Among its branches were:

in Central Los Angeles:
Downtown Los Angeles, flagship store at 518 W. 7th St., opened March 1936, claimed to be the largest shoe store in the Western United States
Beverly Hills, 9670 Wilshire Boulevard, opened 1954
Hollywood - 2 Hollywood Boulevard locations
Miracle Mile - 5480 Wilshire Boulevard, closed in 1970s. One of the earliest commercial structures in the Miracle Mile, built in 1927–9 in Spanish Colonial Revival style and remodeled in 1949 by Eugene Burke and Charles M. Kober in "ultra-modern California style featuring soft color contrasts".

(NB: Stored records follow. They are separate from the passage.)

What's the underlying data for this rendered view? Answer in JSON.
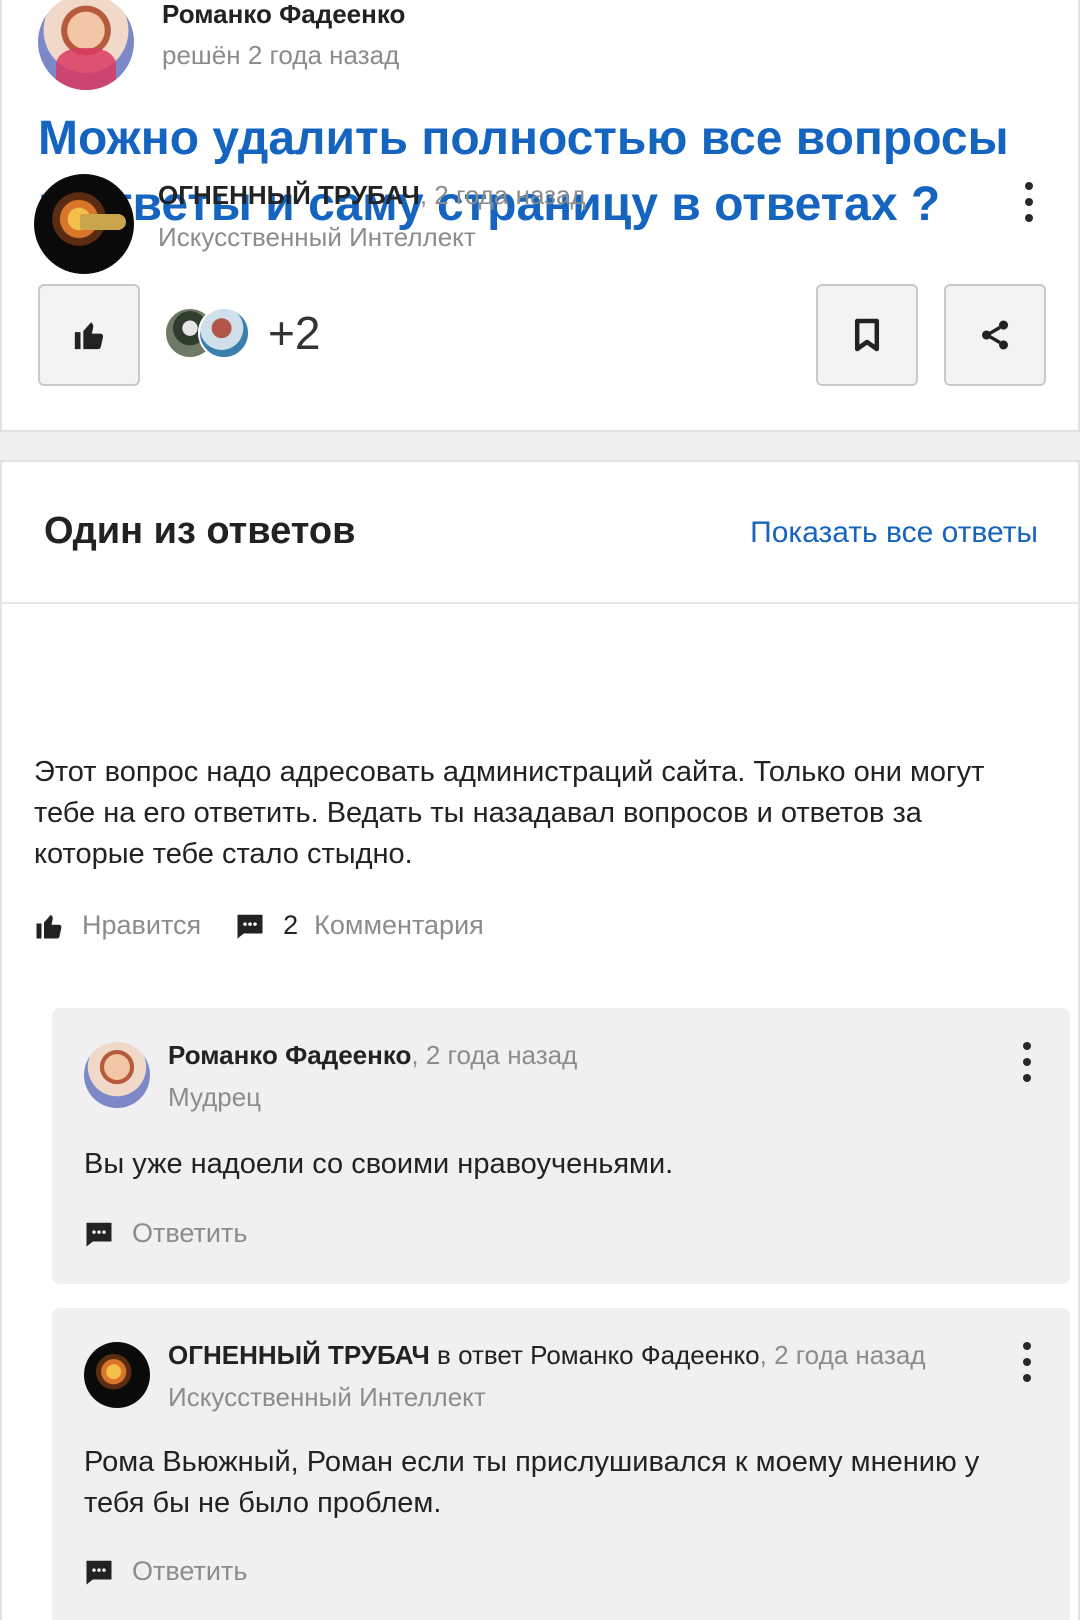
{
  "question": {
    "author_name": "Романко Фадеенко",
    "status": "решён 2 года назад",
    "title": "Можно удалить полностью все вопросы и ответы и саму страницу в ответах ?",
    "likers_count": "+2"
  },
  "answers": {
    "header_title": "Один из ответов",
    "show_all_label": "Показать все ответы"
  },
  "answer": {
    "author_name": "ОГНЕННЫЙ ТРУБАЧ",
    "time": ", 2 года назад",
    "rank": "Искусственный Интеллект",
    "text": "Этот вопрос надо адресовать администраций сайта. Только они могут тебе на его ответить. Ведать ты назадавал вопросов и ответов за которые тебе стало стыдно.",
    "like_label": "Нравится",
    "comments_count": "2",
    "comments_label": "Комментария"
  },
  "comments": [
    {
      "author_name": "Романко Фадеенко",
      "reply_to": "",
      "time": ", 2 года назад",
      "rank": "Мудрец",
      "text": "Вы уже надоели со своими нравоученьями.",
      "reply_label": "Ответить"
    },
    {
      "author_name": "ОГНЕННЫЙ ТРУБАЧ",
      "reply_to": " в ответ Романко Фадеенко",
      "time": ", 2 года назад",
      "rank": "Искусственный Интеллект",
      "text": "Рома Вьюжный, Роман если ты прислушивался к моему мнению у тебя бы не было проблем.",
      "reply_label": "Ответить"
    }
  ],
  "icons": {
    "like": "thumbs-up-icon",
    "bookmark": "bookmark-icon",
    "share": "share-icon",
    "comment": "comment-icon",
    "more": "more-vertical-icon"
  },
  "colors": {
    "link": "#1565c0",
    "muted": "#8c8c8c",
    "comment_bg": "#f0f0f2"
  }
}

in the rest of Greater Los Angeles:
Glendale - 327 N. Brand Ave., opened 1953
Lakewood Center, Lakewood, remodeled 1962
Long Beach - 3rd and Pine
 Pasadena - 246 S. Lake St., opened 1957, , cost $160,000, at that time the 10th store in the chain
Santa Ana 406 N. Main St.

Elsewhere:
El Paso, Texas - 208 N. Mesa
Phoenix

In 1957, a California Appellate Court rules that Mandel's could not refuse to sell merchandise to Africa Americans, as a retail store was a "place of public accommodation", overruling a previous decision that stores were not covered by state anti-Jim Crow laws.